また、定期的な清掃が必要である。粉塵の場合は、水蒸気や圧縮空気での吹き飛ばし(ボイラーの場合はスートブロワという)、高圧水噴射などが行われる。スケール・スライムの場合はスポンジボール・ブラシなどによる物理的洗浄のほか、薬品洗浄などが行われる。
設計
熱交換器の設計においては以下のことが求められる。
- 所定の伝熱/流動特性を、所定の運転期間実現できる型式(経験あるいは新規の着想から決定)、大きさ(製作工場から設置施設までの搬送と取り付けが可能)であること。
- 取り扱う流体が毒性であったり、高圧であったりすると、流体の漏洩防止、経済設計の観点から、フランジ構造よりも溶接構造による組み立て方式の採用が優先される。
- 胴と伝熱管の両端が相互に固定される構造の場合、高温側/低温側の流体が接する金属の温度に差が生じる為、その伸び差に起因する熱応力に耐える構造が必要である。
- 両流体の運転期間中、その流動起因の伝熱管(装置)振動による損傷が無く、また騒音トラブルも起こさないこと。
- 熱交換器の最適設計に関する考察
- 経済性(製作・納入・据付・運転・維持・互換性の各フェーズにおいて)に優れること。
- 型式は様々(二重管式/多管円筒式/スパイラル式/プレート式/空冷式 等)だが、まずは異なる2つの流体それぞれの設計圧力、設計温度に耐えられるものから選定される。
- 特に相変化が無い場合、流体の伝熱(金属)面への汚れ付着度合やその除去要求から、採用する水力直径(構造)が定まってくる。これが小さいほどコンパクトな設計になりやすい。
- 伝熱量は、異なる2つの流体それぞれの境膜伝熱係数の大小に依存する。両流体側の改善が重要になる。劣等側改善目的で、その伝熱(金属)面へのフィン取り付け、管内に乱流促進用の挿入物(インサート)を考慮する場合がある。
- 複数の直列に連結する熱交換器の設計にすることで、温度効率、流体速度/伝熱性能の向上が図りやすくなり、高温流体を扱う場合には、低温側の熱交換器に低価格な金属材料の選択が可能になったり、高圧流体を扱う場合には、個別の熱交換器サイズを小さく出来て耐圧部材の厚さと重量、即ち熱交換器の価格を減じる効果も期待出来たりする。
- サーモサイフォン(サイフォンの原理を利用した)蒸発器では安定運転および高沸点成分残留/有効温度差漸減回避の為の蒸発量の割合設定が重要である。
- 流下液膜式(フォーリングフィルム)蒸発器では伝熱管壁面が乾いてしまわない十分な量の液の循環/供給を確認する。
- mv2 値(運動エネルギー参照)に指針を設定/管理することで、流動に起因する摩耗の発生、不適切な流路設計を回避する。 尚、飽和蒸気が導入管路で放熱/冷却/凝縮した液滴ミスト(高密度)を同伴することになると、それが高速で飛来するので用心が必要である。

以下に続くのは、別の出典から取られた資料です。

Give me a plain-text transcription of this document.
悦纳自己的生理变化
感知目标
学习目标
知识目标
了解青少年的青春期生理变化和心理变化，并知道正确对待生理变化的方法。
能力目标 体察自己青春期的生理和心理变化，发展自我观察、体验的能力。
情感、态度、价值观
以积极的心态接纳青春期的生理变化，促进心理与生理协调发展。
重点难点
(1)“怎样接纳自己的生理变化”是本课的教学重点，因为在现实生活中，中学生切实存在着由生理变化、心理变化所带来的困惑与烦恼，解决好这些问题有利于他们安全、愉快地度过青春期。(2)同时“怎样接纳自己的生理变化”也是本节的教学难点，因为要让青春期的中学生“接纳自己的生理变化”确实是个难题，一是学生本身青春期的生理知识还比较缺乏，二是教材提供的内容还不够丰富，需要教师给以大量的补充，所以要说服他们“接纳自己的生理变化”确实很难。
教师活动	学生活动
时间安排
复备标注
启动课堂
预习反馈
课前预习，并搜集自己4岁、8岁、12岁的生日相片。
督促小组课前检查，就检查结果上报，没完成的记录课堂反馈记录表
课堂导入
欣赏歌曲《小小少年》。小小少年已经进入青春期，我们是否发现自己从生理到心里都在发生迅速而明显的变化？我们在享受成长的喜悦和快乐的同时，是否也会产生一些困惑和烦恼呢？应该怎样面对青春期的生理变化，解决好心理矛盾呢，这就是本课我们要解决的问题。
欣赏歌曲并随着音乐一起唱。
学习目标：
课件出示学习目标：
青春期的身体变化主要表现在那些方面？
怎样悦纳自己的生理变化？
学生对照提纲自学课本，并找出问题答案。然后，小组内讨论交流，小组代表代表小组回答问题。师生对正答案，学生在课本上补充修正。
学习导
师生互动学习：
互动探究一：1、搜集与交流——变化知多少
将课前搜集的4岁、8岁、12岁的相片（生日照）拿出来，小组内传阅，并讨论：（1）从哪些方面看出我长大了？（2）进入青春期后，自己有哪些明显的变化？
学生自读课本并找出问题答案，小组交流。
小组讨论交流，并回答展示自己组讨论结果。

- 気相/気液二相流の音速流域設計でも、処理量の僅かな変動があっても運転困難に至らないことを確認する。可能であればマッハ数を小さく採る。
- 熱交換器の設計判断項目例
- 伝熱余裕(熱通過率)
- 流体の流動制限(流速、圧力損失)
- 流れの方位(対向/並行/直交/上向き/下向き/横向き)
- 据付(横置き/縦置き)
- 問題回避確認(偏流起因性能低下、気液二相流の不安定運転、局所の異常流速による摩耗や汚れ付着の加速)
法的規制
- エネルギーの使用の合理化等に関する法律
- 省エネルギーを行うために熱の段階的利用や回収を積極的に行うとともに、熱交換器を適切に管理し効率的に使用することが定められている。
- ボイラー及び圧力容器安全規則
- 内部圧力が高くなるものは、圧力容器として設置・運用に関して規制がある。
- 高圧ガス保安法
- 高圧ガスを使用するものの取り扱い。
- ^ 意匠分類定義カード(K6) 特許庁
- ^ カーエアコン用熱交換器の最新技術 - (株)デンソー
- ^ 社団法人 日本アルミニウム協会編、『現場で生かす金属材料シリーズ アルミニウム』、工業調査会、2007年5月1日初版1刷発行、ISBN 9784769321880
- ^ 竹中他『機械工学必携』、460頁。
- ^ 瀬下裕; 藤井雅雄『コンパクト熱交換器』日刊工業新聞社、1992年、39-46頁。ISBN 4-526-03165-8。
- ^ 尾花英朗『熱交換器設計ハンドブック』(2版)工学図書、1982年、7-13, 169-171頁。